The “give me a big bundle of your raw data” request was one I’d heard before, from Rufus Pollock at OKFN, when I was working on the DSpace@Cambridge project, a topic he returned to yesterday, arguing that data projects should put making raw data available as a higher priority than developing “Shiny Front Ends” (SFE).

I agree on the whole. In a previous life working on public sector information systems I often had extremely frustrating conversations with data providers who didn’t see anything wrong in placing access restrictions on data they claimed was publicly available (usually the restriction was that any other gov / NGO could see the data but the public they served couldn’t).

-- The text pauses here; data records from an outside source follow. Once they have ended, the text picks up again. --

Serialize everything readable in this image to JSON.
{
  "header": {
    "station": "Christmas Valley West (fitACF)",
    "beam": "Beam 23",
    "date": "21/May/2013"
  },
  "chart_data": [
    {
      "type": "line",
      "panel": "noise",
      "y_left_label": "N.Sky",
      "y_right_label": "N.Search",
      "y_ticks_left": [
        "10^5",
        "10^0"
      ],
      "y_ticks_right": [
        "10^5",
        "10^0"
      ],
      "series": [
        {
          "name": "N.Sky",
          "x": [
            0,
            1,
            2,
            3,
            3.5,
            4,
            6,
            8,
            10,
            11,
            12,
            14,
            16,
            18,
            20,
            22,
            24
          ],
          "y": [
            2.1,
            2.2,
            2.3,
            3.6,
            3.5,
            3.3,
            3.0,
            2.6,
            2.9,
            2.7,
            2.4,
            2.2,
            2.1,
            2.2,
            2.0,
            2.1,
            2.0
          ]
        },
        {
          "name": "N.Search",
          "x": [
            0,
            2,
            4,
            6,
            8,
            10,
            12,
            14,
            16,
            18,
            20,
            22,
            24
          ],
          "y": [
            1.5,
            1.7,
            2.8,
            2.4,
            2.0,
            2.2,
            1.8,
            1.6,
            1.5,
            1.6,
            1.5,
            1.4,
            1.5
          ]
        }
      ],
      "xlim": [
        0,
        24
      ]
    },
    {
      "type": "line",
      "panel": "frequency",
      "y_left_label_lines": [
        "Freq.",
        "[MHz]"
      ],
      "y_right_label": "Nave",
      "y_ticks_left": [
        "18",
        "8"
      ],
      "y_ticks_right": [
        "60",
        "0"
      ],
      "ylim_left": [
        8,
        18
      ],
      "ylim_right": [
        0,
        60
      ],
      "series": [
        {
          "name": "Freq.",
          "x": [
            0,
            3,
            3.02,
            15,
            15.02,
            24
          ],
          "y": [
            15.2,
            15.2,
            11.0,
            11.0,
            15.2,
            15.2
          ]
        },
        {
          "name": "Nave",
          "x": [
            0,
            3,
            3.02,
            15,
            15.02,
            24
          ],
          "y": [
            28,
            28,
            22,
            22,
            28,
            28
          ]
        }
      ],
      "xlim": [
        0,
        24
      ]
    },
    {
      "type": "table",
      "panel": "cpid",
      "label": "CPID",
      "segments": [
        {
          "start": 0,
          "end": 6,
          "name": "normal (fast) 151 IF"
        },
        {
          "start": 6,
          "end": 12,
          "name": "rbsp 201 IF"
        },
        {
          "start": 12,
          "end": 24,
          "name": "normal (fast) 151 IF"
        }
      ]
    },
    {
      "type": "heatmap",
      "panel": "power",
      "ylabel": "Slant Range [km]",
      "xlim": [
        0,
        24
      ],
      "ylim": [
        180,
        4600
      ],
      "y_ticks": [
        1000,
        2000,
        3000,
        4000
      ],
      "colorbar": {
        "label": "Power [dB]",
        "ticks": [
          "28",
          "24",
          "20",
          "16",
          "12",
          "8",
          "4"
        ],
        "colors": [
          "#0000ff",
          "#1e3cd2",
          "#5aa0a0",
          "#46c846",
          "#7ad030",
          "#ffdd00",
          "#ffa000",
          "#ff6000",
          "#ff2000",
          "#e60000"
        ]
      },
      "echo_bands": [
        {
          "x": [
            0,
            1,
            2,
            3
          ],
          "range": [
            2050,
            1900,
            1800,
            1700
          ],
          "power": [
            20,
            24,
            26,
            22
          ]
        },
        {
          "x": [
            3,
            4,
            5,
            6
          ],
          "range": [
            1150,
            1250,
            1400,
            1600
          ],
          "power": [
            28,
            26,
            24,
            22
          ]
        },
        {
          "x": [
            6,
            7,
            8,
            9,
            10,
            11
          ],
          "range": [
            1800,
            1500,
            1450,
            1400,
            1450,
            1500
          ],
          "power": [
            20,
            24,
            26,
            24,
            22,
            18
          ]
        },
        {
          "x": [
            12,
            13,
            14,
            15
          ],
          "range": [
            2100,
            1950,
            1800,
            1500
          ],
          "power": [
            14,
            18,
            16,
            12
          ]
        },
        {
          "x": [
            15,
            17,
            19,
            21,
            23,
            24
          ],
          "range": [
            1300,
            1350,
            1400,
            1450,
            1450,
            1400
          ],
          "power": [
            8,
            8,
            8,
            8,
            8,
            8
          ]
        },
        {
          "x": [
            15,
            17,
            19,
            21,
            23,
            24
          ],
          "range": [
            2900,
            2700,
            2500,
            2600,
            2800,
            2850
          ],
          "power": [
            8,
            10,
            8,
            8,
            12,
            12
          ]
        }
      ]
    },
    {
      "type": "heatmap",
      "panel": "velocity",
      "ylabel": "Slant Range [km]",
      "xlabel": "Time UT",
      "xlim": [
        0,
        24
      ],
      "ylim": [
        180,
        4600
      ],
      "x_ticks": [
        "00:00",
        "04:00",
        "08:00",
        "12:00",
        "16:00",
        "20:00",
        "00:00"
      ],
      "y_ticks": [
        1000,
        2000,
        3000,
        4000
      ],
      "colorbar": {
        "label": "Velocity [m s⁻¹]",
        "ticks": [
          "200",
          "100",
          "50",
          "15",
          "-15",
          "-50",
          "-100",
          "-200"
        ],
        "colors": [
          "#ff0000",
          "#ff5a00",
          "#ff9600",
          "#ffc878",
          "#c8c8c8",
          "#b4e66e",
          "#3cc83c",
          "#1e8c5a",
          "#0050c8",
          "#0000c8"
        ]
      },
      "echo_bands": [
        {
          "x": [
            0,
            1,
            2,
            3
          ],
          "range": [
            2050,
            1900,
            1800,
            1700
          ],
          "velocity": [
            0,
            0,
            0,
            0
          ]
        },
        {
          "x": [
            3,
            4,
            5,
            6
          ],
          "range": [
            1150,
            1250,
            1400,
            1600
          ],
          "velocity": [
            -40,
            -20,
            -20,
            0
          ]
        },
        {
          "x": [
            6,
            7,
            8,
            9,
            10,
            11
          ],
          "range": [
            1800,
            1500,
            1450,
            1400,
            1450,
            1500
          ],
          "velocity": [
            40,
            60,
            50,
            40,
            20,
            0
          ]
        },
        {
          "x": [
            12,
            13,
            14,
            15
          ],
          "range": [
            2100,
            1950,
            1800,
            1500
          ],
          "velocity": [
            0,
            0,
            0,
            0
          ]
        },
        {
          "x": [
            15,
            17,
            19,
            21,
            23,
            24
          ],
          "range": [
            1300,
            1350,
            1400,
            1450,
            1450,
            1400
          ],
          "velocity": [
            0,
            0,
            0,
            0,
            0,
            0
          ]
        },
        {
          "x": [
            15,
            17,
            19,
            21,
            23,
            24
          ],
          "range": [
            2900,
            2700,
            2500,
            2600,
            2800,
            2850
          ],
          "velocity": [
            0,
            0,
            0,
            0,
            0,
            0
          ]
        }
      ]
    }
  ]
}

When it comes to the issue with CrystalEye we’re not talking about access restriction, we’re talking about the form the data is made available, and the effort needed to obtain it. This is a familiar motif: –

  • The government has data that’s available if you ask in person, but that’s more effort than we’d like to expend, we’d like it to be downloadable
  • The publishers make (some) publications available as PDF, but analyzing the science requires manual effort, we’d like them to publish the science in a form that’s easier to process and analyze
  • The publishers make (some) data available from their websites, but it’s not easy to crawl the websites to get hold of it – it would be great if they gave us feeds of their latest data
  • CrystalEye makes CML data available, but potential users would prefer us to bundle it up onto DVDs and mail it to them.

Hold on, bit of a role reversal at the end there! Boot’s on the other foot. We have a reasonable reply; we’re a publicly funded research group who happen to believe in Open Data, not a publicly funded data provider. We have to prioritise our resources accordingly, but I still think the principle of providing open access to the raw data applies.

You’ll have to excuse a non-chemist stretching a metaphor: There’s an activation energy between licensing data as open, and making it easy to access and use. CrystalEye has made me wonder how much of this energy has to come from the provider, and how much from the consumer.